Like in the example given earlier---a fundamentalist Christian spots some error in their pastor's sermon, then starts wondering what else the pastor is wrong on, then what else the church is wrong on, what the denomination is wrong on, what the holy book is wrong on, what the entire religion is wrong on, etc. It is possible that a person could stop somewhere in the middle there, say they admit their denomination is wrong but stick to their belief that their holy book is right still. They would have no good reason to do one and not the other---that would be inconsistent. Psychologically though, people can be and are inconsistent. If they were consistent, they would ditch the entire religion for the same reason(s) they reject their pastor's statement.

So where does the idea of "slippery slope" fit in? If that person's church members were to say to the person "Kelly, you need to stop questioning Pastor Harry because that may lead you down a dark path." would that church be committing a slippery slope fallacy? If Kelly was to remain consistent, then they would be right that it would lead her down the dark path towards deconversion. Depending on how internally consistent she ends up being will determine how much of her religion she ends up rejecting.

So I am not sure if a slippery slope is always a fallacy, or if it is sometimes a valid criticism.

8. Originally Posted by Brian63
Slippery slope is an argument against doing something.
Which is not in itself an objective, logical fallacy. If proceeding from one action will likely lead to some other action, and then another action after that, and then some other action after that, etc., etc., etc. and that would ultimately likely lead to some very undesired end result, then the person may be better off not taking that initial first step. If drinking that first sip of alcohol for a recovering alcoholic is likely to lead them to a path back towards addiction and that first sip is the easiest to prevent, then a friend of that person who wants to help them avoid addiction would be better off helping them staying away from that 1st drink then the 5th or 6th or 20th drinks.

So it would be wise for that friend to intervene at that earliest time possible. It would not be a logical fallacy for that friend to employ that argument.

A lot of times though, people seem to think that a slippery slope is necessarily a logical fallacy. They are mistaken. Sometimes it is a fallacy, sometimes it is a valid argument.
You are turning a simple, obvious, and common metaphor into a compacted discussion. It is not a logical proposition, it is more risk analysis carried to the extreme. In the issue like the invasion of Iraq there were arguments for and against the slippery slope. It is about projecting forward in time possible occurrences that can not be reduced to a syllogism like argument.

Most of the time in police issues it is an appeal to emotion, fear, and prejudice. If democrats take the WH and the senate they will start with gun control laws leading to raking away our guns.
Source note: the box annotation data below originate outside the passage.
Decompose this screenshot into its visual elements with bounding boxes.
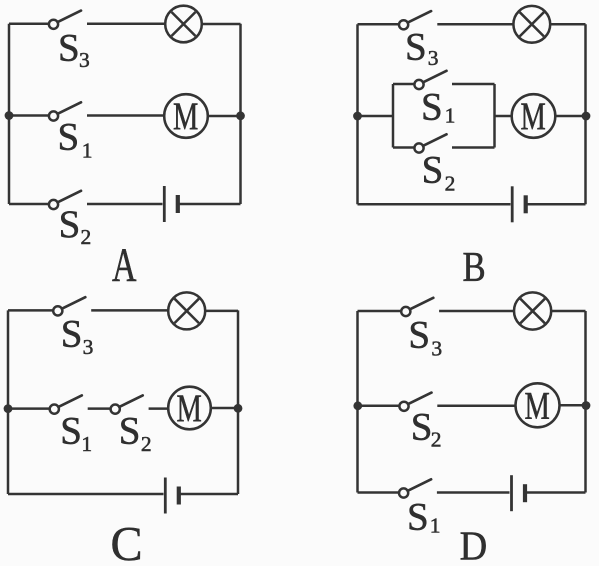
switch S1 (C): contact circle [50,405,59,414]
svg-text:S: S [58,116,80,159]
circuit B top branch: wire from S3 to lamp [437,23,513,26]
svg-text:S: S [407,495,429,538]
motor M (C): circle [168,387,211,430]
battery (A): long plate [163,186,166,222]
circuit C top branch: wire from S3 to lamp [91,309,168,312]
circuit B parallel bottom sub-branch: wire from S2 to box right [452,146,495,149]
lamp (B): cross stroke 1 [520,12,544,36]
switch S3 (B): arm blade [408,11,431,23]
junction node: circuit C right rail / middle branch [234,404,243,413]
switch S2 (B): contact circle [414,143,423,152]
svg-text:2: 2 [81,225,92,249]
circuit D middle branch: wire from left rail to switch S2 [358,405,400,408]
circuit C middle branch: wire between S1 and S2 [88,407,111,410]
circuit D top branch: wire from S3 to lamp [439,310,514,313]
junction node: circuit D left rail / middle branch [353,401,362,410]
svg-text:B: B [463,244,486,291]
svg-text:M: M [177,387,202,430]
circuit B middle branch: wire from motor to right rail [555,115,586,118]
circuit A bottom branch: wire from battery to right rail [178,203,241,206]
battery (C): long plate [164,478,167,514]
switch S2 (D): contact circle [399,402,408,411]
lamp (A): cross stroke 2 [172,12,196,36]
circuit A: left rail wire [8,24,11,204]
circuit A bottom branch: wire from left rail to switch S2 [9,203,49,206]
circuit B parallel top sub-branch: wire from S1 to box right [452,83,495,86]
switch S1 (B): contact circle [414,80,423,89]
circuit C top branch: wire from left rail to switch S3 [8,309,53,312]
lamp (A): cross stroke 1 [172,12,196,36]
circuit B parallel top sub-branch: wire to switch S1 [393,83,415,86]
motor M (A): circle [164,94,208,138]
lamp (B): circle [513,6,550,43]
svg-text:A: A [112,239,137,292]
switch S2 (B): arm blade [423,134,446,146]
svg-text:S: S [61,312,83,355]
switch S1 (A): contact circle [49,111,58,120]
lamp (D): cross stroke 1 [520,299,545,324]
circuit D bottom branch: wire from S1 to battery [437,491,510,494]
switch S1 (B): arm blade [423,71,446,83]
svg-text:S: S [421,86,443,129]
svg-text:S: S [405,25,427,68]
svg-text:2: 2 [431,428,442,452]
switch S1 (D): contact circle [399,488,408,497]
circuit D bottom branch: wire from battery to right rail [525,491,586,494]
svg-text:1: 1 [81,432,92,456]
lamp (C): cross stroke 2 [175,299,199,323]
circuit C bottom branch: wire from battery to right rail [179,493,238,496]
junction node: circuit B left rail / middle branch [353,112,362,121]
junction node: circuit C left rail / middle branch [4,404,13,413]
switch S1 (C): arm blade [58,395,81,407]
circuit A middle branch: wire from S1 to motor [87,114,164,117]
lamp (C): cross stroke 1 [175,299,199,323]
switch S3 (D): contact circle [401,307,410,316]
svg-text:S: S [408,313,430,356]
switch S3 (A): arm blade [58,11,81,23]
junction node: circuit A right rail / middle branch [236,111,245,120]
circuit D: right rail wire [584,311,587,493]
switch S1 (A): arm blade [58,102,81,114]
circuit B middle branch: wire from left rail to parallel box [358,115,394,118]
circuit B top branch: wire from left rail to switch S3 [358,23,400,26]
svg-text:S: S [59,203,81,246]
svg-text:3: 3 [83,335,94,359]
svg-text:1: 1 [430,513,441,537]
circuit B bottom branch: wire from left rail to battery [358,203,511,206]
svg-text:2: 2 [445,172,456,196]
svg-text:S: S [60,410,82,453]
lamp (D): cross stroke 2 [520,299,545,324]
svg-text:1: 1 [445,104,456,128]
svg-text:M: M [173,95,198,138]
circuit B parallel box: right vertical wire [493,84,496,148]
switch S3 (C): arm blade [62,297,85,309]
svg-text:1: 1 [82,138,93,162]
switch S3 (D): arm blade [410,298,433,310]
circuit D top branch: wire from left rail to switch S3 [358,310,402,313]
circuit D middle branch: wire from motor to right rail [560,404,586,407]
svg-text:S: S [422,149,444,192]
circuit C middle branch: wire from motor to right rail [211,407,238,410]
circuit B: left rail wire [356,24,359,204]
battery (B): long plate [511,186,514,222]
battery (B): short plate [524,195,528,213]
svg-text:M: M [521,95,546,138]
circuit A middle branch: wire from left rail to switch S1 [9,114,49,117]
motor M (B): circle [512,94,556,138]
switch S2 (C): contact circle [111,405,120,414]
lamp (C): circle [168,292,205,329]
svg-text:2: 2 [141,432,152,456]
switch S2 (D): arm blade [408,393,431,405]
circuit B bottom branch: wire from battery to right rail [526,203,586,206]
lamp (D): circle [514,292,551,329]
battery (D): long plate [510,475,513,511]
svg-text:3: 3 [428,46,439,70]
switch S3 (C): contact circle [53,306,62,315]
circuit A bottom branch: wire from S2 to battery [87,203,163,206]
circuit C: left rail wire [7,310,10,494]
circuit D bottom branch: wire from left rail to switch S1 [358,491,400,494]
svg-text:S: S [411,405,433,448]
switch S2 (A): contact circle [49,200,58,209]
circuit D middle branch: wire from S2 to motor [437,405,515,408]
circuit A top branch: wire from lamp to right rail [202,23,241,26]
lamp (A): circle [165,6,202,43]
svg-text:C: C [111,516,143,566]
circuit B middle branch: wire from box to motor [495,115,513,118]
svg-text:3: 3 [431,336,442,360]
circuit C bottom branch: wire from left rail to battery [8,493,164,496]
circuit D: left rail wire [356,311,359,493]
switch S1 (D): arm blade [408,479,431,491]
svg-text:S: S [58,27,80,70]
switch S3 (A): contact circle [49,20,58,29]
circuit B top branch: wire from lamp to right rail [550,23,585,26]
switch S2 (C): arm blade [119,395,142,407]
circuit D top branch: wire from lamp to right rail [551,310,585,313]
circuit B parallel box: left vertical wire [392,84,395,148]
switch S3 (B): contact circle [399,20,408,29]
circuit A top branch: wire from S3 to lamp [87,23,165,26]
battery (C): short plate [177,487,181,505]
junction node: circuit D right rail / middle branch [582,401,591,410]
circuit C: right rail wire [237,310,240,494]
svg-text:D: D [460,522,488,566]
circuit C middle branch: wire from left rail to switch S1 [8,407,50,410]
circuit B parallel bottom sub-branch: wire to switch S2 [393,146,415,149]
svg-text:3: 3 [79,48,90,72]
circuit A middle branch: wire from motor to right rail [208,115,241,118]
circuit C middle branch: wire from S2 to motor [149,407,169,410]
switch S2 (A): arm blade [58,191,81,203]
junction node: circuit B right rail / middle branch [582,112,591,121]
circuit C top branch: wire from lamp to right rail [205,310,238,313]
lamp (B): cross stroke 2 [520,12,544,36]
battery (D): short plate [523,484,527,502]
circuit A top branch: wire from left rail to switch S3 [9,23,49,26]
svg-text:S: S [119,410,141,453]
battery (A): short plate [176,195,180,213]
svg-text:M: M [525,384,550,427]
motor M (D): circle [516,383,560,427]
circuit B: right rail wire [584,24,587,204]
junction node: circuit A left rail / middle branch [5,111,14,120]
circuit A: right rail wire [239,24,242,204]
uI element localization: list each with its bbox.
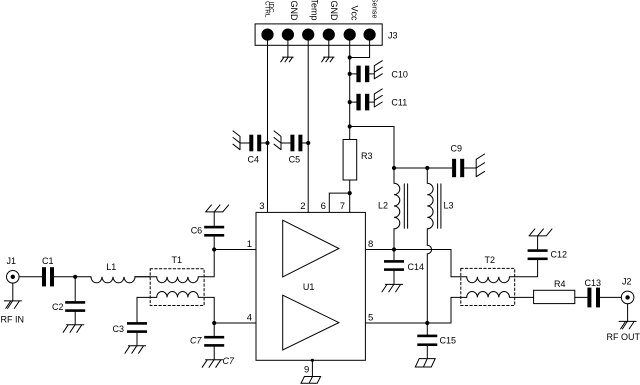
resistor R3	[343, 140, 357, 181]
svg-text:R3: R3	[361, 151, 373, 161]
transformer T2 secondary winding	[467, 292, 534, 298]
svg-text:5: 5	[368, 312, 373, 323]
transformer T1 dashed box	[150, 269, 204, 306]
wire Vcc branch to L2 top	[350, 127, 394, 169]
svg-text:GND: GND	[329, 1, 339, 22]
svg-text:C12: C12	[551, 250, 568, 260]
svg-text:Sense: Sense	[371, 0, 380, 19]
svg-text:L1: L1	[106, 262, 116, 272]
svg-text:C11: C11	[391, 98, 407, 108]
svg-text:T1: T1	[172, 255, 183, 265]
connector J3 pin 2 circle	[282, 29, 293, 40]
chassis ground left of C4	[233, 131, 240, 150]
svg-text:RF OUT: RF OUT	[607, 332, 640, 342]
svg-text:9: 9	[304, 365, 309, 376]
svg-text:7: 7	[340, 201, 345, 212]
chassis ground parallelogram below C15	[415, 359, 435, 367]
wire hop: L3 line hops pin8 rail	[427, 245, 431, 323]
svg-text:8: 8	[368, 239, 373, 250]
wire U1 pin8 rail	[365, 250, 466, 277]
svg-text:C5: C5	[289, 154, 301, 164]
connector J3 body	[255, 24, 382, 45]
capacitor C11	[350, 94, 375, 111]
ground below C14	[382, 284, 403, 292]
capacitor C5	[281, 135, 308, 152]
chassis ground above C12	[529, 229, 552, 236]
svg-text:U1: U1	[303, 282, 315, 292]
svg-text:J2: J2	[622, 277, 632, 287]
ground below C7	[202, 360, 223, 368]
ground at J3 pin4	[322, 57, 335, 62]
wire J2 to ground	[627, 304, 629, 322]
svg-text:C10: C10	[391, 70, 408, 80]
capacitor C15	[417, 323, 437, 359]
chassis ground parallelogram at pin9	[301, 377, 321, 384]
svg-text:C1: C1	[42, 256, 54, 266]
svg-text:6: 6	[321, 201, 326, 212]
op-amp U1 top amplifier triangle	[283, 220, 339, 277]
svg-text:C4: C4	[248, 154, 260, 164]
capacitor C9	[452, 159, 476, 177]
capacitor C1	[42, 267, 54, 286]
connector J2	[621, 291, 634, 304]
svg-text:3: 3	[259, 201, 264, 212]
svg-text:R4: R4	[554, 279, 566, 289]
svg-text:C9: C9	[451, 144, 463, 154]
svg-text:C6: C6	[191, 225, 203, 235]
svg-text:RF IN: RF IN	[1, 314, 25, 324]
svg-text:CTRL: CTRL	[263, 1, 270, 18]
node L3 bottom / C15 junction	[425, 321, 429, 325]
svg-text:J1: J1	[7, 256, 17, 266]
chassis ground right of C10	[374, 61, 382, 79]
node pin9 at box edge	[311, 359, 314, 362]
inductor L2 core lines	[404, 184, 407, 228]
connector J3 pin 5 circle	[344, 29, 355, 40]
capacitor C14	[384, 250, 404, 285]
svg-text:C2: C2	[52, 302, 64, 312]
svg-text:GND: GND	[289, 1, 299, 22]
ground below J1	[4, 301, 21, 309]
wire U1 pin9 stub	[311, 360, 313, 376]
wire U1 pin4 to left junction	[214, 322, 256, 324]
wire Sense elbow to Vcc	[350, 40, 370, 58]
wire U1 pin5 rail	[365, 297, 466, 323]
ground at J3 pin2	[281, 57, 294, 62]
wire J1 to ground	[12, 283, 14, 301]
connector J3 pin 1 circle	[262, 29, 273, 40]
wire C13 to J2	[600, 296, 621, 298]
chassis ground above C6	[206, 205, 229, 212]
node Vcc/Sense junction	[348, 55, 352, 59]
node L3 top junction	[425, 166, 429, 170]
capacitor C12	[528, 236, 548, 260]
wire Temp net (J3 pin3 to U1 pin2)	[307, 40, 309, 212]
inductor L2	[394, 168, 400, 250]
connector J3 pin 4 circle	[323, 29, 334, 40]
capacitor C3	[127, 322, 147, 346]
svg-text:C15: C15	[440, 336, 457, 346]
wire junction to U1 pin7	[349, 193, 351, 212]
ground below C3	[125, 346, 146, 354]
chassis ground right of C11	[374, 89, 382, 107]
transformer T2 dashed box	[461, 268, 515, 305]
node L2 top junction	[392, 166, 396, 170]
connector J3 pin 3 circle	[303, 29, 314, 40]
node C4 junction on IDC line	[265, 141, 269, 145]
transformer T1 primary winding	[135, 250, 214, 283]
svg-text:L2: L2	[378, 201, 388, 211]
capacitor C10	[350, 66, 375, 83]
wire R3 bottom to junction	[349, 180, 351, 193]
capacitor C7	[204, 323, 224, 360]
capacitor C4	[240, 135, 268, 152]
svg-text:C3: C3	[113, 324, 125, 334]
svg-text:L3: L3	[444, 201, 454, 211]
wire junction to U1 pin6	[329, 193, 349, 212]
wire IDC CTRL net (J3 pin1 to U1 pin3)	[267, 40, 269, 212]
node C7/T1 junction on pin4 wire	[212, 321, 216, 325]
svg-text:C7: C7	[223, 356, 235, 366]
svg-text:Vcc: Vcc	[350, 5, 360, 21]
svg-text:1: 1	[247, 239, 252, 250]
node L2 bottom / C14 junction	[392, 247, 396, 251]
ground below J2	[619, 321, 636, 329]
wire R4 to C13	[575, 296, 588, 298]
svg-text:J3: J3	[388, 30, 398, 40]
capacitor C6	[204, 212, 224, 250]
op-amp U1 box	[256, 212, 365, 360]
node C10 junction	[348, 72, 352, 76]
svg-text:C13: C13	[585, 278, 602, 288]
connector J1	[7, 271, 20, 284]
inductor L3	[427, 168, 433, 245]
wire GND stub J3 pin2	[287, 40, 289, 57]
svg-text:Temp: Temp	[310, 0, 320, 21]
op-amp U1 bottom amplifier triangle	[283, 295, 339, 350]
node C5 junction on Temp line	[306, 141, 310, 145]
svg-text:4: 4	[247, 312, 252, 323]
node C2 junction	[73, 275, 77, 279]
capacitor C13	[587, 288, 600, 308]
svg-text:C14: C14	[408, 262, 425, 272]
wire Vcc net vertical	[349, 40, 351, 140]
ground below C2	[63, 325, 84, 333]
chassis ground left of C5	[274, 131, 281, 150]
node Vcc to L2 branch junction	[348, 124, 352, 128]
wire GND stub J3 pin4	[328, 40, 330, 57]
svg-text:T2: T2	[485, 255, 496, 265]
wire T1 secondary left to C3	[136, 297, 138, 322]
transformer T2 primary winding	[467, 258, 538, 283]
svg-text:C7: C7	[190, 336, 202, 346]
capacitor C2	[65, 277, 85, 325]
node C11 junction	[348, 100, 352, 104]
node C6/T1 junction on pin1 wire	[212, 247, 216, 251]
chassis ground right of C9	[476, 154, 484, 177]
connector J3 pin 6 circle	[364, 29, 375, 40]
svg-text:2: 2	[300, 201, 305, 212]
node R3/pin6/pin7 junction	[348, 191, 352, 195]
inductor L3 core lines	[438, 184, 441, 228]
wire U1 pin1 to left junction	[214, 249, 256, 251]
wire C1 to L1	[54, 276, 91, 278]
wire mid rail L2/L3/C9	[394, 167, 452, 169]
transformer T1 secondary winding	[137, 292, 214, 324]
inductor L1	[91, 277, 150, 283]
resistor R4	[534, 290, 575, 303]
wire J1 to C1	[19, 276, 42, 278]
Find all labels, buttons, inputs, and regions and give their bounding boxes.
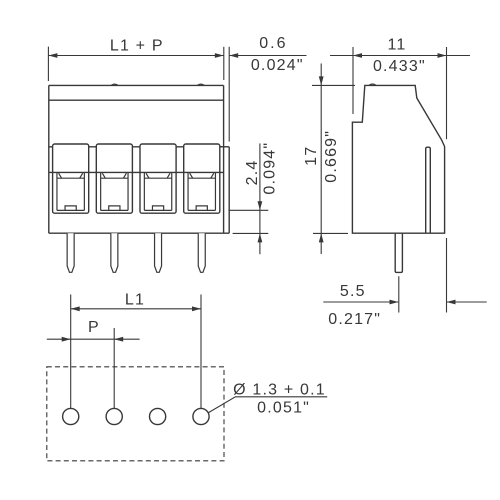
svg-text:0.094": 0.094" [261, 142, 278, 195]
svg-text:L1: L1 [125, 291, 145, 308]
svg-text:0.051": 0.051" [257, 400, 310, 417]
svg-text:P: P [88, 319, 100, 336]
svg-text:0.217": 0.217" [328, 311, 381, 328]
svg-text:0.6: 0.6 [259, 35, 287, 52]
svg-text:11: 11 [387, 37, 406, 54]
svg-text:2.4: 2.4 [244, 159, 261, 185]
svg-text:5.5: 5.5 [340, 283, 366, 300]
svg-text:0.669": 0.669" [323, 130, 340, 183]
svg-text:17: 17 [303, 146, 320, 166]
svg-text:Ø 1.3 + 0.1: Ø 1.3 + 0.1 [233, 382, 326, 399]
svg-text:L1 + P: L1 + P [110, 38, 164, 55]
svg-text:0.024": 0.024" [251, 57, 304, 74]
svg-text:0.433": 0.433" [373, 58, 426, 75]
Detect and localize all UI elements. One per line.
9. Originally Posted by steve_bank
It is not a logical proposition,...
Correct that it is not a proposition, but it is a type of fallacy (at least sometimes).

https://www.logicallyfallacious.com/...Slippery_Slope
https://www.thoughtco.com/slippery-s...allacy-1692105

"In informal logic, slippery slope is a fallacy in which a course of action is objected to on the grounds that once taken it will lead to additional actions until some undesirable consequence results. Also known as the slippery slope argument and the domino fallacy."

"Logicians call the slippery slope a classic logical fallacy."

10. It is a metaphor like saying about North Korea, 'give Kim an inch and he will take a yard'. Or on Kim, 'give him a cookie abd he's going to want a glass of milk'.

Some say Trump is on a slippery slope with Iran leading to war.

I tried to come up with a metaphor for the slippery slope metaphor but alas I could not.